Investigating a Machine Breakdown Genetic Programming Approach for Dynamic Job Shop Scheduling

Abstract

Dynamic job shop scheduling (JSS) problems with dynamic job arrivals have been studied extensively in the literature due to their applicability to real-world manufacturing systems, such as semiconductor manufacturing. In a dynamic JSS problem with dynamic job arrivals, jobs arrive on the shop floor unannounced that need to be processed by the machines on the shop floor. A job has a sequence of operations that can only processed on specific machines, and machines can only process one job at a time. Many effective genetic programming based hyper-heuristic (GP-HH) approaches have been proposed for dynamic JSS problems with dynamic job arrivals, where high quality dispatching rules are automatically evolved by GP to handle the dynamic JSS problem instances. However, research that focus on handling multiple dynamic events simultaneously are limited, such as both dynamic job arrivals and machine breakdowns. A machine breakdown event results in the affected machine being unable to process any jobs during the repair time.
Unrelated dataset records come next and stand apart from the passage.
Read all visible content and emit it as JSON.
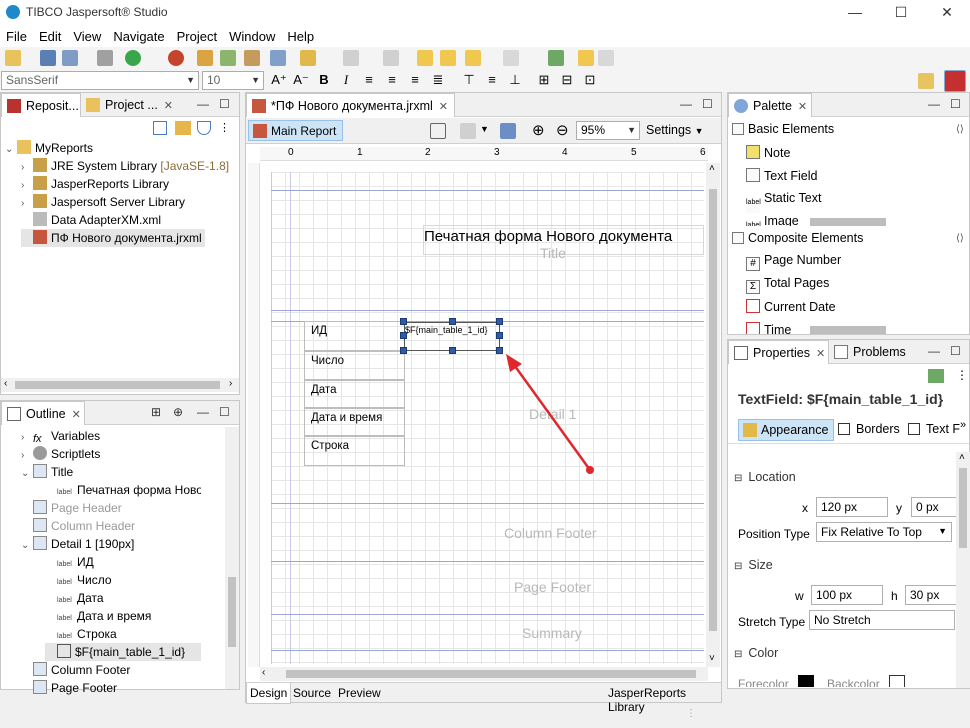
{
  "window": {
    "title": "TIBCO Jaspersoft® Studio",
    "min": "—",
    "max": "☐",
    "close": "✕"
  },
  "menu": [
    "File",
    "Edit",
    "View",
    "Navigate",
    "Project",
    "Window",
    "Help"
  ],
  "format": {
    "font": "SansSerif",
    "size": "10"
  },
  "repo": {
    "tab1": "Reposit...",
    "tab2": "Project ...",
    "root": "MyReports",
    "items": [
      {
        "label": "JRE System Library",
        "extra": "[JavaSE-1.8]"
      },
      {
        "label": "JasperReports Library",
        "extra": ""
      },
      {
        "label": "Jaspersoft Server Library",
        "extra": ""
      },
      {
        "label": "Data AdapterXM.xml",
        "extra": ""
      },
      {
        "label": "ПФ Нового документа.jrxml",
        "extra": ""
      }
    ]
  },
  "outline": {
    "tab": "Outline",
    "items": [
      {
        "label": "Variables",
        "icon": "fx"
      },
      {
        "label": "Scriptlets",
        "icon": "gear"
      },
      {
        "label": "Title",
        "icon": "band"
      },
      {
        "label": "Печатная форма Нового до",
        "icon": "label"
      },
      {
        "label": "Page Header",
        "icon": "band"
      },
      {
        "label": "Column Header",
        "icon": "band"
      },
      {
        "label": "Detail 1 [190px]",
        "icon": "band"
      },
      {
        "label": "ИД",
        "icon": "label"
      },
      {
        "label": "Число",
        "icon": "label"
      },
      {
        "label": "Дата",
        "icon": "label"
      },
      {
        "label": "Дата и время",
        "icon": "label"
      },
      {
        "label": "Строка",
        "icon": "label"
      },
      {
        "label": "$F{main_table_1_id}",
        "icon": "field"
      },
      {
        "label": "Column Footer",
        "icon": "band"
      },
      {
        "label": "Page Footer",
        "icon": "band"
      }
    ]
  },
  "editor": {
    "tab": "*ПФ Нового документа.jrxml",
    "subtab": "Main Report",
    "zoom": "95%",
    "settings": "Settings",
    "ruler": [
      "0",
      "1",
      "2",
      "3",
      "4",
      "5",
      "6"
    ],
    "title_text": "Печатная форма Нового документа",
    "bands": {
      "title": "Title",
      "detail": "Detail 1",
      "column_footer": "Column Footer",
      "page_footer": "Page Footer",
      "summary": "Summary"
    },
    "labels": [
      "ИД",
      "Число",
      "Дата",
      "Дата и время",
      "Строка"
    ],
    "field": "$F{main_table_1_id}",
    "bottom_tabs": [
      "Design",
      "Source",
      "Preview"
    ],
    "library": "JasperReports Library"
  },
  "palette": {
    "tab": "Palette",
    "basic": "Basic Elements",
    "basic_items": [
      "Note",
      "Text Field",
      "Static Text",
      "Image"
    ],
    "composite": "Composite Elements",
    "composite_items": [
      "Page Number",
      "Total Pages",
      "Current Date",
      "Time"
    ]
  },
  "props": {
    "tab": "Properties",
    "tab2": "Problems",
    "heading": "TextField: $F{main_table_1_id}",
    "subtabs": [
      "Appearance",
      "Borders",
      "Text F"
    ],
    "location": "Location",
    "x_label": "x",
    "x": "120 px",
    "y_label": "y",
    "y": "0 px",
    "pos_type_label": "Position Type",
    "pos_type": "Fix Relative To Top",
    "size": "Size",
    "w_label": "w",
    "w": "100 px",
    "h_label": "h",
    "h": "30 px",
    "stretch_label": "Stretch Type",
    "stretch": "No Stretch",
    "color": "Color",
    "forecolor": "Forecolor",
    "backcolor": "Backcolor"
  }
}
It is likely that machine breakdowns can significantly affect the effectiveness of the scheduling procedure unless they are explicitly accounted for. Therefore, this paper develops new machine breakdown terminals for a GP approach and evaluates their effectiveness for a dynamic JSS problem with both dynamic job arrivals and machine breakdowns. The results show that the GP approaches with the machine breakdown terminals do show improvements. The analysis shows that the machine breakdown terminals may indirectly contribute in the evolution of high quality rules, but occur infrequently in the output rules evolved by the machine breakdown GP approaches.